Syntaxin facilitates neurotransmitter release from presynaptic neurons or cells by allowing the fusion of neurotransmitter-containing vesicles with the plasma membrane.
Syntaxin is typically assembled as a four-helix bundle. It forms a coiled-coil structure consisting of an amphipathic alpha-helix, which binds to phospholipids in cell membranes via its lipid anchor sequence (VFGXG). This helix is connected to the SNARE complex by an extended coil region (RX-L/F-Y) that forms a coiled-coil with another syntaxin molecule. The long alpha-helices of Syntaxin are held together in the bundle by hydrophobic interactions between the nonpolar side chains on each helical turn.

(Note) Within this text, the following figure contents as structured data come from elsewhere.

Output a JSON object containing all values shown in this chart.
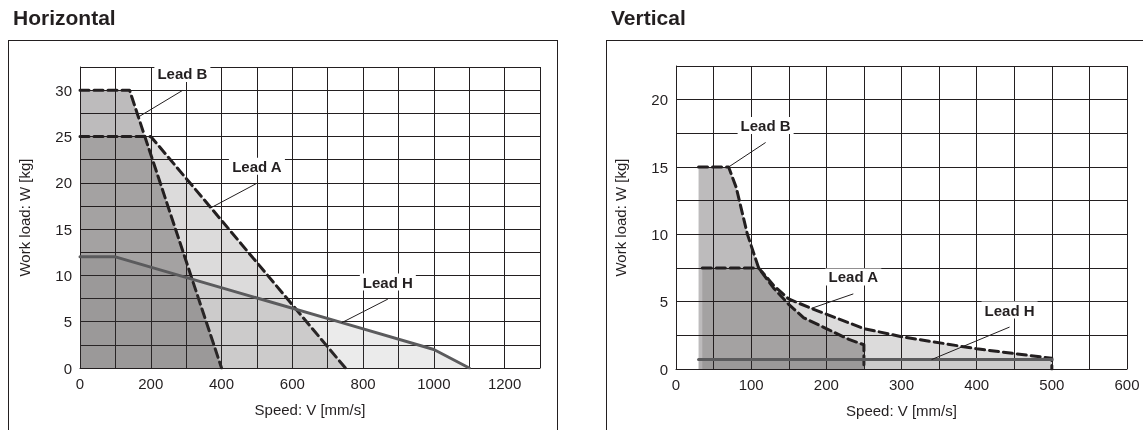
{
  "chart_data": [
    {
      "type": "area",
      "title": "Horizontal",
      "xlabel": "Speed: V [mm/s]",
      "ylabel": "Work load: W [kg]",
      "xlim": [
        0,
        1300
      ],
      "xticks": [
        0,
        {
          "value": 100,
          "label": null
        },
        200,
        {
          "value": 300,
          "label": null
        },
        400,
        {
          "value": 500,
          "label": null
        },
        600,
        {
          "value": 700,
          "label": null
        },
        800,
        {
          "value": 900,
          "label": null
        },
        1000,
        {
          "value": 1100,
          "label": null
        },
        1200,
        {
          "value": 1300,
          "label": null
        }
      ],
      "ylim": [
        0,
        32.5
      ],
      "yticks": [
        0,
        {
          "value": 2.5,
          "label": null
        },
        5,
        {
          "value": 7.5,
          "label": null
        },
        10,
        {
          "value": 12.5,
          "label": null
        },
        15,
        {
          "value": 17.5,
          "label": null
        },
        20,
        {
          "value": 22.5,
          "label": null
        },
        25,
        {
          "value": 27.5,
          "label": null
        },
        30,
        {
          "value": 32.5,
          "label": null
        }
      ],
      "grid": true,
      "legend": false,
      "marker": "none",
      "series": [
        {
          "name": "Lead B",
          "color": "#231f20",
          "line_style": "dashed",
          "x": [
            0,
            140,
            165,
            400
          ],
          "values": [
            30,
            30,
            27.1,
            0
          ]
        },
        {
          "name": "Lead A",
          "color": "#231f20",
          "line_style": "dashed",
          "x": [
            0,
            200,
            370,
            750
          ],
          "values": [
            25,
            25,
            17.3,
            0
          ]
        },
        {
          "name": "Lead H",
          "color": "#5b5b5d",
          "line_style": "solid",
          "x": [
            0,
            100,
            740,
            1000,
            1100
          ],
          "values": [
            12,
            12,
            4.9,
            2,
            0
          ]
        }
      ]
    },
    {
      "type": "area",
      "title": "Vertical",
      "xlabel": "Speed: V [mm/s]",
      "ylabel": "Work load: W [kg]",
      "xlim": [
        0,
        600
      ],
      "xticks": [
        0,
        {
          "value": 50,
          "label": null
        },
        100,
        {
          "value": 150,
          "label": null
        },
        200,
        {
          "value": 250,
          "label": null
        },
        300,
        {
          "value": 350,
          "label": null
        },
        400,
        {
          "value": 450,
          "label": null
        },
        500,
        {
          "value": 550,
          "label": null
        },
        600
      ],
      "ylim": [
        0,
        22.5
      ],
      "yticks": [
        0,
        {
          "value": 2.5,
          "label": null
        },
        5,
        {
          "value": 7.5,
          "label": null
        },
        10,
        {
          "value": 12.5,
          "label": null
        },
        15,
        {
          "value": 17.5,
          "label": null
        },
        20,
        {
          "value": 22.5,
          "label": null
        }
      ],
      "grid": true,
      "legend": false,
      "marker": "none",
      "series": [
        {
          "name": "Lead B",
          "color": "#231f20",
          "line_style": "dashed",
          "x": [
            30,
            70,
            80,
            95,
            110,
            130,
            150,
            170,
            200,
            230,
            250,
            250
          ],
          "values": [
            15,
            15,
            13.5,
            10,
            7.5,
            6,
            4.8,
            3.8,
            3,
            2.2,
            1.8,
            0
          ]
        },
        {
          "name": "Lead A",
          "color": "#231f20",
          "line_style": "dashed",
          "x": [
            35,
            110,
            130,
            150,
            180,
            250,
            300,
            400,
            500,
            500
          ],
          "values": [
            7.5,
            7.5,
            6.2,
            5.2,
            4.5,
            3,
            2.4,
            1.5,
            0.8,
            0
          ]
        },
        {
          "name": "Lead H",
          "color": "#5b5b5d",
          "line_style": "solid",
          "x": [
            30,
            340,
            500
          ],
          "values": [
            0.7,
            0.7,
            0.7
          ]
        }
      ]
    }
  ]
}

Syntaxin interacts with SNAP-25 via the amphipathic helices that bind to membrane phospholipids and thus allows for the association of these two proteins in creating a fusion pore used to allow neurotransmitters to pass through the plasma membrane into the synaptic cleft. It also binds to N-ethylmaleimide sensitive fusion protein (NSF), a ubiquitin ligase that catalyzes the transfer of ubiquitin to SNAP-25 and Syntaxin. This modification of these proteins is necessary for their role in neurotransmitter release and membrane fusion.